Ban reforça conceito da ONU sobre responsabilidade de proteger civis
BR

19 janeiro 2012

Em discurso sobre o tema, em Nova York, nesta quarta-feira, Secretário-Geral disse que inicaitiva ajudou a salvar milhares de vidas; ele afirmou que tema tem que ser uma “realidade” para a população mundial; Brasil pede também responsabilidade ao proteger.

Joyce de Pina, da Rádio ONU em Nova York.*

As Nações Unidas reafirmaram, nesta quarta-feira, a importância do conceito responsabilidade de proteger civis em situações de conflito no mundo.

O conceito foi acordado em 2005 numa cimeira de líderes mundiais. Em seu discurso, em Nova York, o Secretário-Geral Ban Ki-moon falou sobre as “lições aprendidas”.

Ações Preventivas

Ban disse que o conceito “chegou a sua maioridade”. Ele citou os casos da Líbia e do Sudão do Sul, entre outros, ao dizer que a ONU demonstrou que a proteção de seres humanos é uma das prioridades da organização. Ele falou ainda sobre a necessidade de ações preventivas.

O conceito de responsabilidade de proteger baseia-se na intervenção da comunidade internacional caso as obrigações dos países que aderem ao acordo não sejam cumpridas.

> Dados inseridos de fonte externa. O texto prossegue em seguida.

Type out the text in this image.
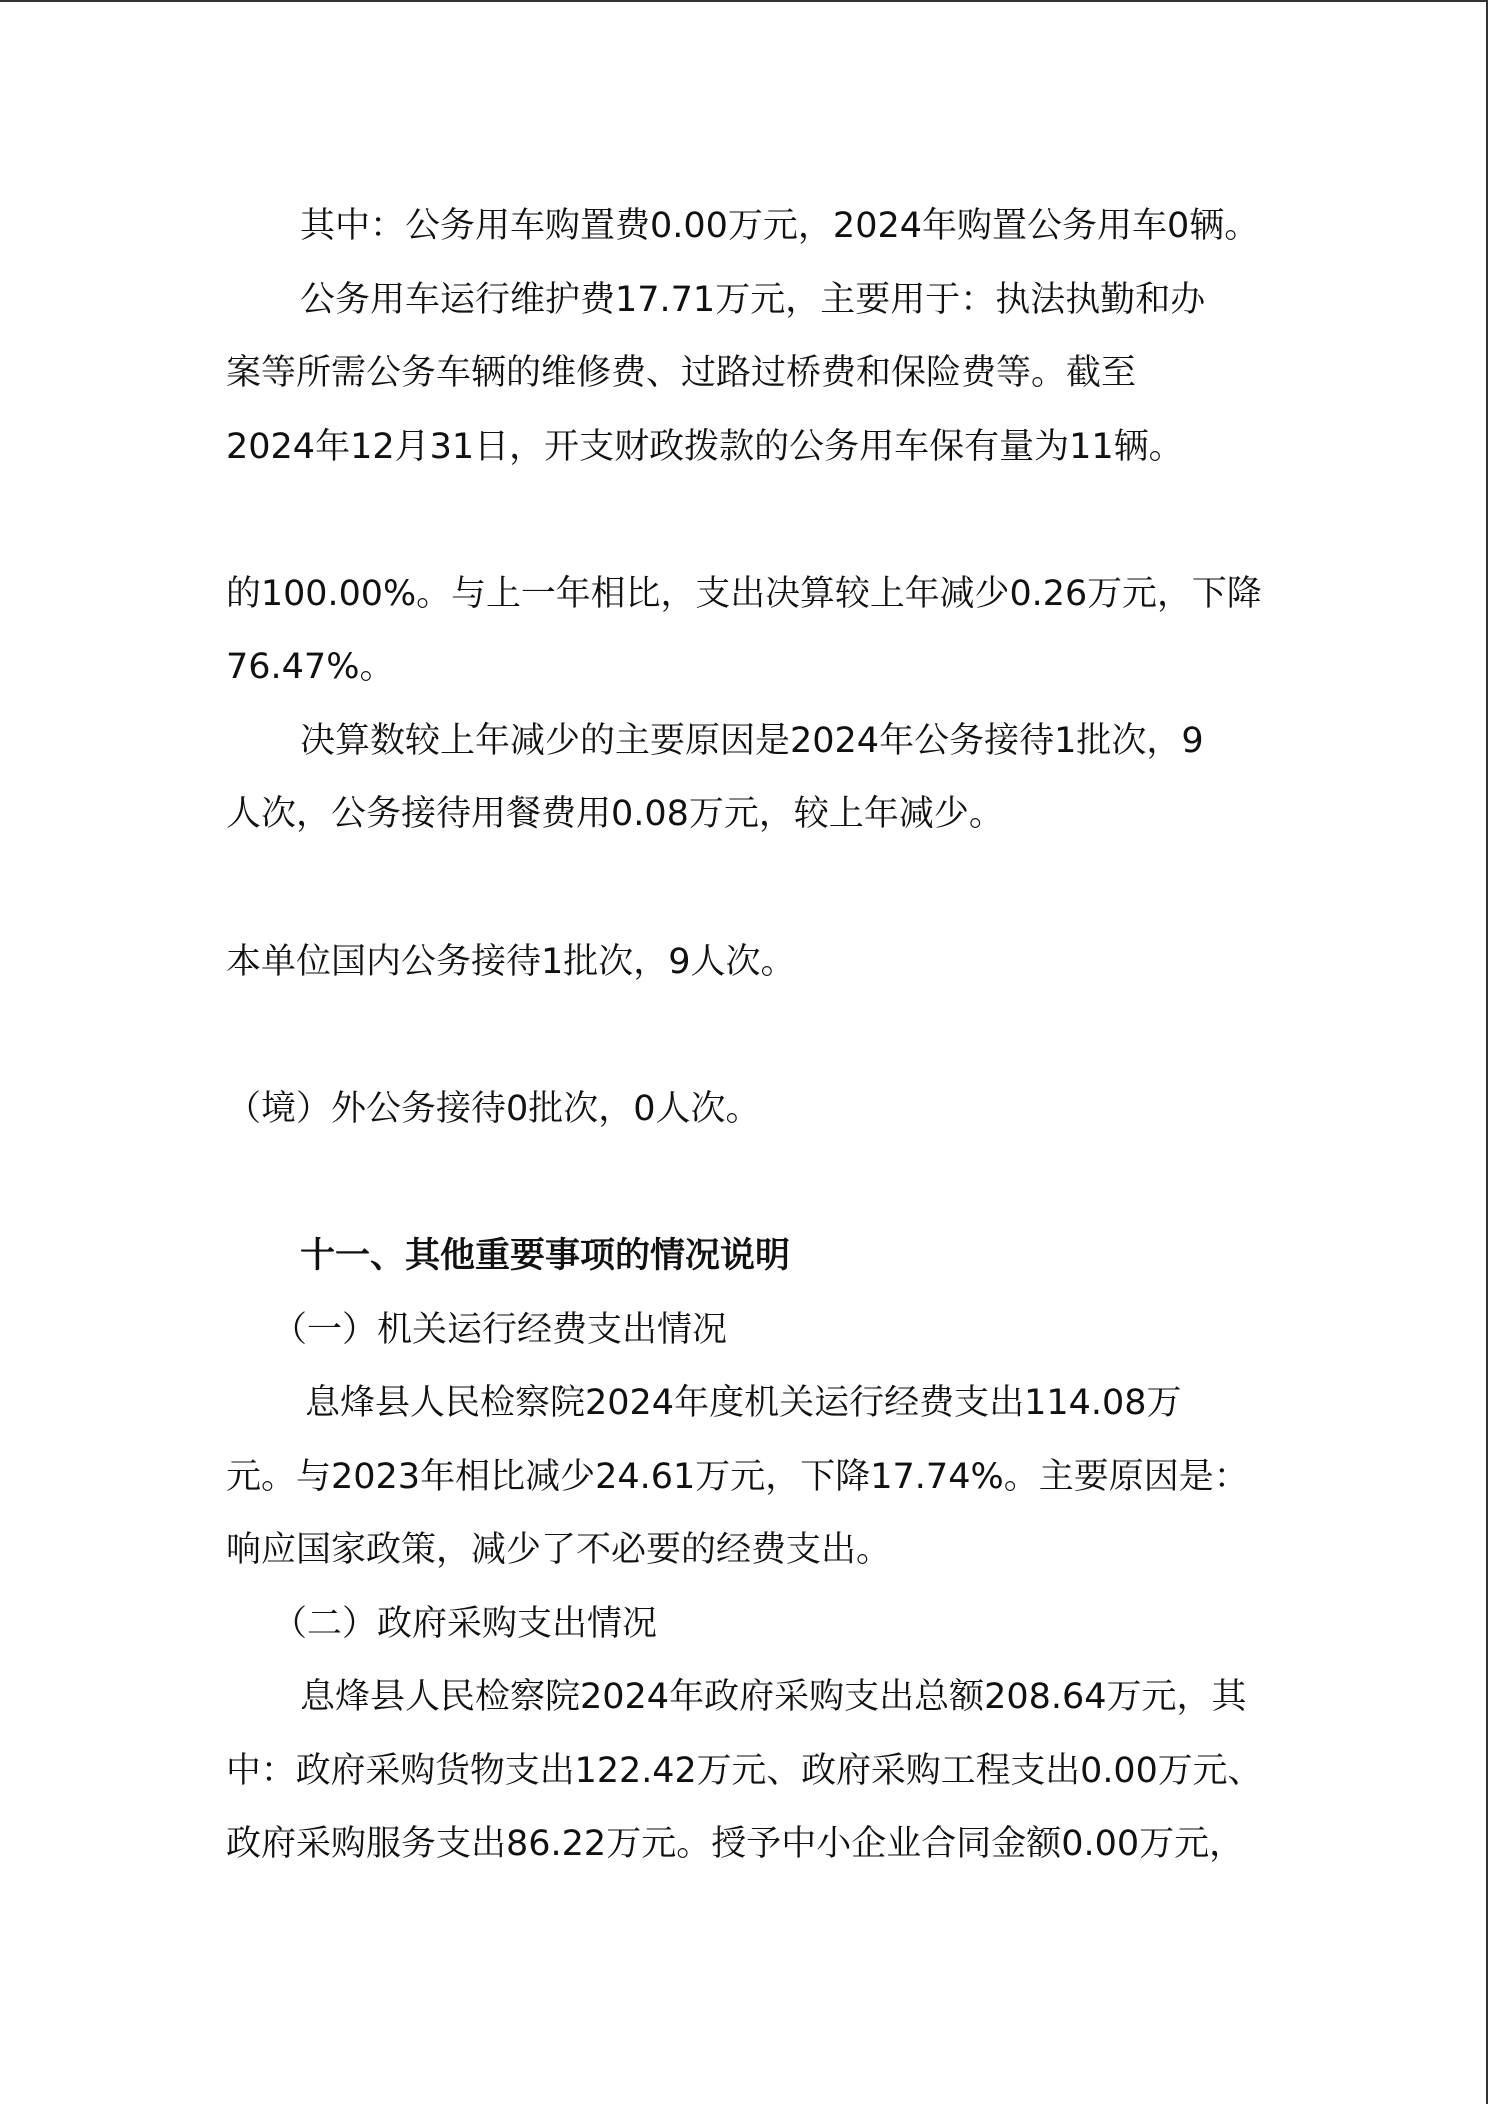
其中：公务用车购置费0.00万元，2024年购置公务用车0辆。
公务用车运行维护费17.71万元，主要用于：执法执勤和办
案等所需公务车辆的维修费、过路过桥费和保险费等。截至
2024年12月31日，开支财政拨款的公务用车保有量为11辆。

的100.00%。与上一年相比，支出决算较上年减少0.26万元，下降
76.47%。
决算数较上年减少的主要原因是2024年公务接待1批次，9
人次，公务接待用餐费用0.08万元，较上年减少。

本单位国内公务接待1批次，9人次。

（境）外公务接待0批次，0人次。
十一、其他重要事项的情况说明
（一）机关运行经费支出情况
息烽县人民检察院2024年度机关运行经费支出114.08万
元。与2023年相比减少24.61万元，下降17.74%。主要原因是：
响应国家政策，减少了不必要的经费支出。
（二）政府采购支出情况
息烽县人民检察院2024年政府采购支出总额208.64万元，其
中：政府采购货物支出122.42万元、政府采购工程支出0.00万元、
政府采购服务支出86.22万元。授予中小企业合同金额0.00万元，
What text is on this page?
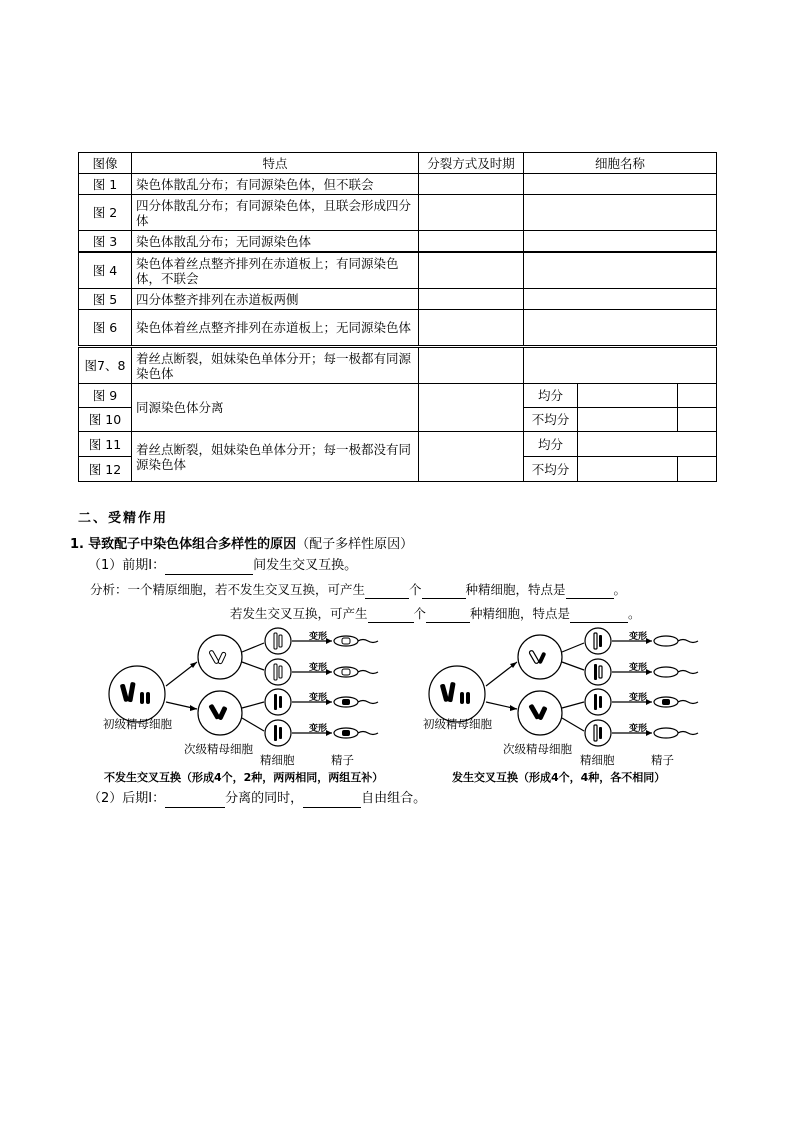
图像	特点	分裂方式及时期	细胞名称		
图 1	染色体散乱分布；有同源染色体，但不联会				
图 2	四分体散乱分布；有同源染色体，且联会形成四分体				
图 3	染色体散乱分布；无同源染色体				
图 4	染色体着丝点整齐排列在赤道板上；有同源染色体，不联会				
图 5	四分体整齐排列在赤道板两侧				
图 6	染色体着丝点整齐排列在赤道板上；无同源染色体				
图7、8	着丝点断裂，姐妹染色单体分开；每一极都有同源染色体				
图 9	同源染色体分离		均分		
图 10			不均分		
图 11	着丝点断裂，姐妹染色单体分开；每一极都没有同源染色体		均分		
图 12			不均分		
二、受精作用
1. 导致配子中染色体组合多样性的原因（配子多样性原因）
（1）前期Ⅰ：	间发生交叉互换。
分析：一个精原细胞，若不发生交叉互换，可产生	个	种精细胞，特点是	。
若发生交叉互换，可产生	个	种精细胞，特点是	。
变形
变形
变形
变形
初级精母细胞
次级精母细胞
精细胞	精子
不发生交叉互换（形成4个，2种，两两相同，两组互补）
变形
变形
变形
变形
初级精母细胞
次级精母细胞
精细胞	精子
发生交叉互换（形成4个，4种，各不相同）
（2）后期Ⅰ：	分离的同时，	自由组合。
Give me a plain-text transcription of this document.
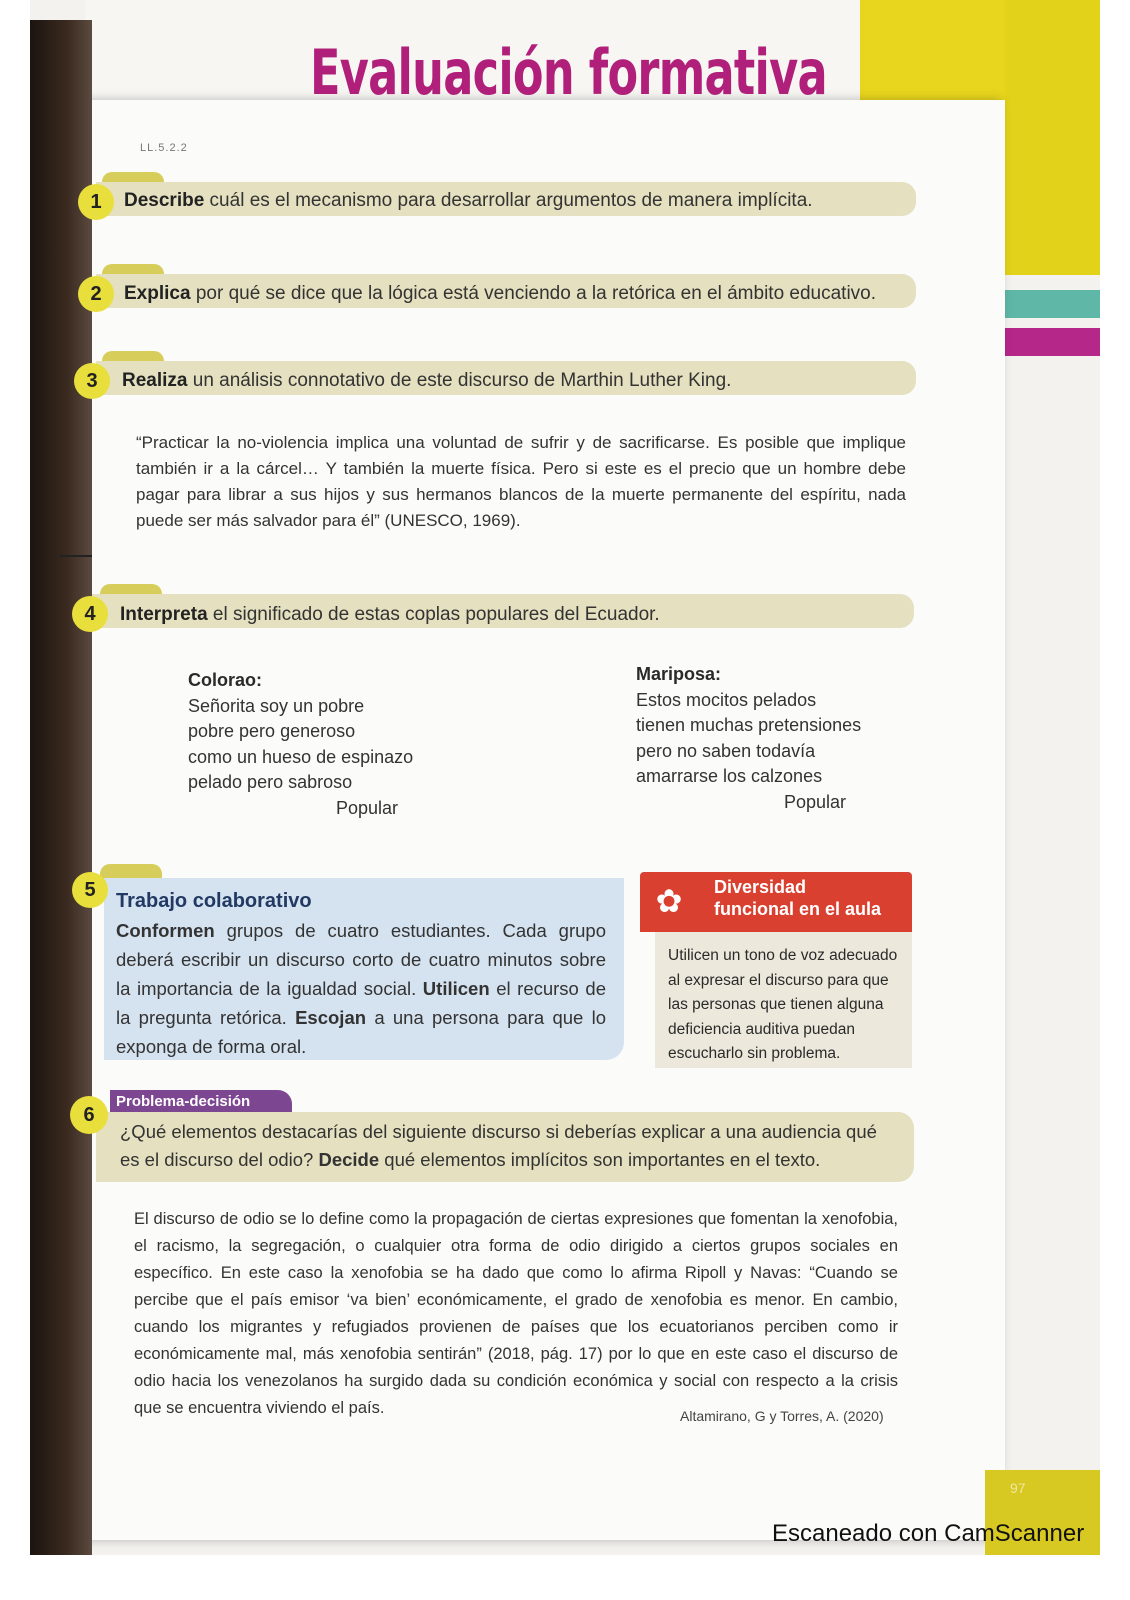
97
Evaluación formativa
LL.5.2.2
1	Describe cuál es el mecanismo para desarrollar argumentos de manera implícita.
2	Explica por qué se dice que la lógica está venciendo a la retórica en el ámbito educativo.
3	Realiza un análisis connotativo de este discurso de Marthin Luther King.
“Practicar la no-violencia implica una voluntad de sufrir y de sacrificarse. Es posible que implique también ir a la cárcel… Y también la muerte física. Pero si este es el precio que un hombre debe pagar para librar a sus hijos y sus hermanos blancos de la muerte permanente del espíritu, nada puede ser más salvador para él” (UNESCO, 1969).
4	Interpreta el significado de estas coplas populares del Ecuador.
Colorao:
Señorita soy un pobre
pobre pero generoso
como un hueso de espinazo
pelado pero sabroso
Popular
Mariposa:
Estos mocitos pelados
tienen muchas pretensiones
pero no saben todavía
amarrarse los calzones
Popular
5
Trabajo colaborativo
Conformen grupos de cuatro estudiantes. Cada grupo deberá escribir un discurso corto de cuatro minutos sobre la importancia de la igualdad social. Utilicen el recurso de la pregunta retórica. Escojan a una persona para que lo exponga de forma oral.
✿ Diversidad
funcional en el aula
Utilicen un tono de voz adecuado al expresar el discurso para que las personas que tienen alguna deficiencia auditiva puedan escucharlo sin problema.
Problema-decisión
6
¿Qué elementos destacarías del siguiente discurso si deberías explicar a una audiencia qué es el discurso del odio? Decide qué elementos implícitos son importantes en el texto.
El discurso de odio se lo define como la propagación de ciertas expresiones que fomentan la xenofobia, el racismo, la segregación, o cualquier otra forma de odio dirigido a ciertos grupos sociales en específico. En este caso la xenofobia se ha dado que como lo afirma Ripoll y Navas: “Cuando se percibe que el país emisor ‘va bien’ económicamente, el grado de xenofobia es menor. En cambio, cuando los migrantes y refugiados provienen de países que los ecuatorianos perciben como ir económicamente mal, más xenofobia sentirán” (2018, pág. 17) por lo que en este caso el discurso de odio hacia los venezolanos ha surgido dada su condición económica y social con respecto a la crisis que se encuentra viviendo el país.	Altamirano, G y Torres, A. (2020)
Escaneado con CamScanner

Ao participar dos debates sobre o tema no Conselho de Segurança, o Brasil, que integrou o órgão até dezembro, realçou a importância também da “responsabilidade ao proteger”, como explicou a embaixadora do país, Maria Luiza Ribeiro Viotti, à Rádio ONU, nesta entrevista, no mês passado.

Meios Pacíficos

“Em primeiro lugar, uma ênfase na prevenção, pois a prevenção é o melhor remédio. Em segundo lugar o fato de que a comunidade internacional deve perseguir, de forma rigorosa, todos os meios pacíficos disponíveis para a proteção de civis. Durante o mandato nestes últimos dois anos, o Brasil tentou exercer uma influência construtiva nas deliberações do Conselho, buscando preservar a  autoridade da ONU e defender o multilateralismo.”

Ao discursar sobre o tema da responsabilidade de proteger, Ban ressaltou a importância da prevenção, e a necessidade de se ser proativo, decisivo e agir cedo de forma a acabar com a violência antes mesmo que ela comece. Ele pediu que 2012 seja o “Ano de Prevenção.”